Saint of the week

St Denis, 9th October

St Denis – or Dionysius – was a third century missionary bishop who was martyred in Paris along with two companions.

According to St Gregory of Tours, writing in the sixth century, this first Bishop of Paris was born in Italy and was one of six missionary bishops dispatched in year 250 to evangelise the French province of Gaul.

Along with St Rusticus, a priest, and the deacon St Eleutherius, he penetrated deep into the territory until he reached Lutetia Parisiorum where they established worship on the Île de la Cité in the River Seine, preaching the Gospel to the Parisii.

Their ministry unsettled the local Roman governor and they were arrested at a time when the Emperor Decius was persecuting Christians.

They were beheaded by sword following a long period of imprisonment at the highest hill in Paris, and possibly a site of Druidic worship.

Their executions there caused the placed to be re-named Montmartre – literally the mount or hill of the martyrs.

The bodies of the three martyrs were thrown into the Seine but were recovered and given an honourable burial. Later a chapel was built over their tomb and the relics of St Denis were enshrined there in 626.

In 638 the Frankish King Dagobert founded a monastery on the site and this developed into the great abbey of Saint-Denis, a burial place of French kings and queens.

By the sixth century Venantius Fortunatus had recognised St Denis as the saint of Paris par excellence and today he is recognised as a Patron Saint of France.

In the succeeding centuries, a “tissue of fables”, as Butler’s Lives of the Saints describes it, evolved concerning the Acts of St Denis, helped in no small part by Hilduin, an Abbot of Saint-Denis, who deliberately conflated the identity of the saint to include that of St Dionysius the Areopagite, who in Chapter 17 of the Acts of the Apostles is named as one of the citizens of Athens who became a Christian after hearing St Paul preach the Gospel.

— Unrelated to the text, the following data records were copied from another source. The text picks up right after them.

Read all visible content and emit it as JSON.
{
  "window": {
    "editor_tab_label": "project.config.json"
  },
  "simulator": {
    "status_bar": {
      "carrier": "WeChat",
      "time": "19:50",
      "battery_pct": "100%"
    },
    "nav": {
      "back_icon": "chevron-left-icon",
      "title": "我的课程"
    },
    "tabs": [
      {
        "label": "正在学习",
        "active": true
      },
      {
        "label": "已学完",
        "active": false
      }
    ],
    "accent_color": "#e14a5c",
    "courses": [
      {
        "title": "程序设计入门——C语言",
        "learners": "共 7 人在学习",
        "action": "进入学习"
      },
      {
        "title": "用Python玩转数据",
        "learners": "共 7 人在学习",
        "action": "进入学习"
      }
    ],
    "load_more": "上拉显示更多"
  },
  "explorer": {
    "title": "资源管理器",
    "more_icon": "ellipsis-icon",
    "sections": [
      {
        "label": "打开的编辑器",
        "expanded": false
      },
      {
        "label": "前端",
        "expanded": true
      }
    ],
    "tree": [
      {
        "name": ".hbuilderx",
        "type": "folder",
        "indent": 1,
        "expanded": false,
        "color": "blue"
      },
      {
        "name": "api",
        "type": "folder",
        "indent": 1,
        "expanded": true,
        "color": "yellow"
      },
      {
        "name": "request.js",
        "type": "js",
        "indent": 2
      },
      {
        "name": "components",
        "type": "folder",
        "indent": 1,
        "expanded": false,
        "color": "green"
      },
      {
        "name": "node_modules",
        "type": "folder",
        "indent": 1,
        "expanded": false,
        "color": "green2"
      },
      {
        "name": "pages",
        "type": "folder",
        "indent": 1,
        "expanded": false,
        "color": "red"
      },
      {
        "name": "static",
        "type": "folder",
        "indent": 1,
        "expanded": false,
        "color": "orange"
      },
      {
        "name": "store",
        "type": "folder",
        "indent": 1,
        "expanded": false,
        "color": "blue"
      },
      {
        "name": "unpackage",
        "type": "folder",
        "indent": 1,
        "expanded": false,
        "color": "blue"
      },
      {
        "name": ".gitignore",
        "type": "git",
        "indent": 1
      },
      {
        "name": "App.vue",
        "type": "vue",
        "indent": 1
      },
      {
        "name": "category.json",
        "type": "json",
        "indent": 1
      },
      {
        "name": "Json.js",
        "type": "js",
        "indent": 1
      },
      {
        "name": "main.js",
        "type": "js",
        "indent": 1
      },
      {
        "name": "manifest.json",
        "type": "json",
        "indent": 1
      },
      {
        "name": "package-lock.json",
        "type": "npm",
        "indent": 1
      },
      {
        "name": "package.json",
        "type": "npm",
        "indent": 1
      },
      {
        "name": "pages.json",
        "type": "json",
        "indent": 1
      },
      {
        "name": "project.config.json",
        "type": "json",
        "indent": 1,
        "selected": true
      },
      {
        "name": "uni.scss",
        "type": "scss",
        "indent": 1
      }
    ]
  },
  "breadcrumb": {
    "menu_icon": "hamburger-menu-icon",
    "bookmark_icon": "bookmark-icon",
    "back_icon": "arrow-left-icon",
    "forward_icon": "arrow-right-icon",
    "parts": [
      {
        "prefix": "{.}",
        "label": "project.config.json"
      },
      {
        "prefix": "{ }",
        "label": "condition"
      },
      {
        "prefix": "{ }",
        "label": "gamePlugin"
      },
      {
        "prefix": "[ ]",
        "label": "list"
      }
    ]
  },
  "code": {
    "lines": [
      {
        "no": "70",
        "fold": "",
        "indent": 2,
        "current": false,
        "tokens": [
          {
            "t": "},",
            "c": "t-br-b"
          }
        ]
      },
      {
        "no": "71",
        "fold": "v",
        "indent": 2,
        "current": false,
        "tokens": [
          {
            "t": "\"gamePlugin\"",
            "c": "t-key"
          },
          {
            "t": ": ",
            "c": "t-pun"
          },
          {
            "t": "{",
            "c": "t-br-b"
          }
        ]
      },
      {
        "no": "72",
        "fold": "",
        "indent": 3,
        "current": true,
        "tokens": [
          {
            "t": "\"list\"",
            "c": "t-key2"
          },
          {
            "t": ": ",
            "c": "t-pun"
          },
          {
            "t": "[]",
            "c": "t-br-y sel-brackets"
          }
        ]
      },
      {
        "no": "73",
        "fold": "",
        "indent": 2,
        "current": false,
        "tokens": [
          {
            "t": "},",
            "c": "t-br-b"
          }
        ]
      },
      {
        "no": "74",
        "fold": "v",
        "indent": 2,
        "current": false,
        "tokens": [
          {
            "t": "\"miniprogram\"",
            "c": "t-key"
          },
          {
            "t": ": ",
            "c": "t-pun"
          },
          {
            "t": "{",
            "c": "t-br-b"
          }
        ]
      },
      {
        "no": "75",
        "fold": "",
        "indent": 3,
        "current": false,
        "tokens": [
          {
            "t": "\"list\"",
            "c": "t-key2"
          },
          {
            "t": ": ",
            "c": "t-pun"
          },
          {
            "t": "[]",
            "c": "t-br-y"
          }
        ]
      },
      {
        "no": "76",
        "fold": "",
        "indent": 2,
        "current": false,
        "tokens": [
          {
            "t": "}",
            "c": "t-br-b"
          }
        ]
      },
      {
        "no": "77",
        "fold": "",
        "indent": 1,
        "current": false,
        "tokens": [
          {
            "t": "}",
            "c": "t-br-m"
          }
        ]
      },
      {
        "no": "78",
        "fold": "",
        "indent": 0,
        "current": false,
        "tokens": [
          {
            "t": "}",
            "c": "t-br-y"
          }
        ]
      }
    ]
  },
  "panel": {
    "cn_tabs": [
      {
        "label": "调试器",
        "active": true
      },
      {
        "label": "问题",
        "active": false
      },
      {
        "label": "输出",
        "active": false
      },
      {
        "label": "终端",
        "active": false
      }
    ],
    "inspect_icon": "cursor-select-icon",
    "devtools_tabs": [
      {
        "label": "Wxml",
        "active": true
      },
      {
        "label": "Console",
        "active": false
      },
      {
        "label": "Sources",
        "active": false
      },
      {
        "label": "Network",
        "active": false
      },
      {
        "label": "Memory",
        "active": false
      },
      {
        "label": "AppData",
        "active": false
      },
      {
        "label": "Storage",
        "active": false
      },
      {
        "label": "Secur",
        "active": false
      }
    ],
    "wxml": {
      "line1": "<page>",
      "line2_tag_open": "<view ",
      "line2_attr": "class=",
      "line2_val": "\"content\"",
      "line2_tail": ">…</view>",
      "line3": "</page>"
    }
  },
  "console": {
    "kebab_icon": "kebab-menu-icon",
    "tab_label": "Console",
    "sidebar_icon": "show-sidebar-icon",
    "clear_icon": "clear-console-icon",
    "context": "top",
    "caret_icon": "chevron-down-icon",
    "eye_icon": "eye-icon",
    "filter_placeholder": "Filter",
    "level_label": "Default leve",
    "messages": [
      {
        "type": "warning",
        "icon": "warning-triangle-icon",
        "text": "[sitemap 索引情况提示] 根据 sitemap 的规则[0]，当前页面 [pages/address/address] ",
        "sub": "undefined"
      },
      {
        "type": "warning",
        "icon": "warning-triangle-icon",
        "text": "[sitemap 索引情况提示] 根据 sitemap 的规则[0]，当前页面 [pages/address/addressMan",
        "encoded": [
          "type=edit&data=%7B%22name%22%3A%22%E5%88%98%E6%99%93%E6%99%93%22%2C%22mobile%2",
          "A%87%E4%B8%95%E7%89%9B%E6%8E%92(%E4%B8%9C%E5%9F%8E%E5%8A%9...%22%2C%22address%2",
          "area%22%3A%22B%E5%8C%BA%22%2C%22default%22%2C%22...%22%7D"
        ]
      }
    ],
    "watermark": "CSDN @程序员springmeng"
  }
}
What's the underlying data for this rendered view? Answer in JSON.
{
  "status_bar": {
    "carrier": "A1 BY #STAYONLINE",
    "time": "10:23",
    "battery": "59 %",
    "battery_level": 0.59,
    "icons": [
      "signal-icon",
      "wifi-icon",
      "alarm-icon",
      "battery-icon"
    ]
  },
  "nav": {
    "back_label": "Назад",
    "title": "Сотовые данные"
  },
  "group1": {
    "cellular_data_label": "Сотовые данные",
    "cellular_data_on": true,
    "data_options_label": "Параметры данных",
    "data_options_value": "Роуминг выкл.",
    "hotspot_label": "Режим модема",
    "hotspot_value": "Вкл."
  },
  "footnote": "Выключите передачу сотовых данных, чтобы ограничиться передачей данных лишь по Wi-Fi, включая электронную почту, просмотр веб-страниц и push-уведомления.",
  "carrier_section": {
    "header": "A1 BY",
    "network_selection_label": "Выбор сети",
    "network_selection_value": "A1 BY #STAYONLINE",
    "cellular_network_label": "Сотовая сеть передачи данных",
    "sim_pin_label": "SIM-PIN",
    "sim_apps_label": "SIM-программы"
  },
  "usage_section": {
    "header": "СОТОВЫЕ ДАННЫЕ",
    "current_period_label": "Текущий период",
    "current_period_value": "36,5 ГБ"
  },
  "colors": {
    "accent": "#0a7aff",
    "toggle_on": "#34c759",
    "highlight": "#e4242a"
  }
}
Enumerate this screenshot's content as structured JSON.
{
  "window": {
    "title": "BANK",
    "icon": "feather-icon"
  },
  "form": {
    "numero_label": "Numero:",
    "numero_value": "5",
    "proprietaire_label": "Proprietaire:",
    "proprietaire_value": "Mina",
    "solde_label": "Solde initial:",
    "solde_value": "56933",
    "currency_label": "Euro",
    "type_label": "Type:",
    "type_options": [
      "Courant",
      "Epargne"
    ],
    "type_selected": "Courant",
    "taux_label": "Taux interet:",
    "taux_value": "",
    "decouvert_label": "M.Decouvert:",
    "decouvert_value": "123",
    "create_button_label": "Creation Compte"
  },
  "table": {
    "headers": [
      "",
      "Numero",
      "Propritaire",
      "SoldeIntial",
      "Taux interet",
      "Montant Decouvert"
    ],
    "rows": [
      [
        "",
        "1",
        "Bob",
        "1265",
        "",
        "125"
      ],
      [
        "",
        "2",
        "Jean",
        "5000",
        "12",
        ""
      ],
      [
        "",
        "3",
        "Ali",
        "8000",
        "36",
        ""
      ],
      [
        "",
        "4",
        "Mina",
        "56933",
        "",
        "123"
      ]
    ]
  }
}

He then adds a third person, by signing spiritual works as “Denis the Areopagite”. The texts are today referred to as Pseudo-Denis or Pseudo Dionysius but have been influential in their own right.

According the narrative proposed by Hilduin, St Denis left Athens for Rome where Pope St Clement I commissioned him to evangelise the Parisii.

St Denis goes on to endure a long martyrdom at the hands of the pagans, who try to kill him with wild beasts, fire and by crucifixion before finally beheading him at Montmartre.

Yet the corpse of St Denis rose to its feet and was led by singing angels to his burial site, his severed head preaching repentance as he carried it along the way in his hands, leading to the characteristic depiction of St Denis in art.

The cult of St Denis was strong in the Middle Ages and even in England some 40 churches were dedicated to him.

St Denis is also a Patron Saint of the French people and Paris and his intercession is invoked against headaches and diabolical possession.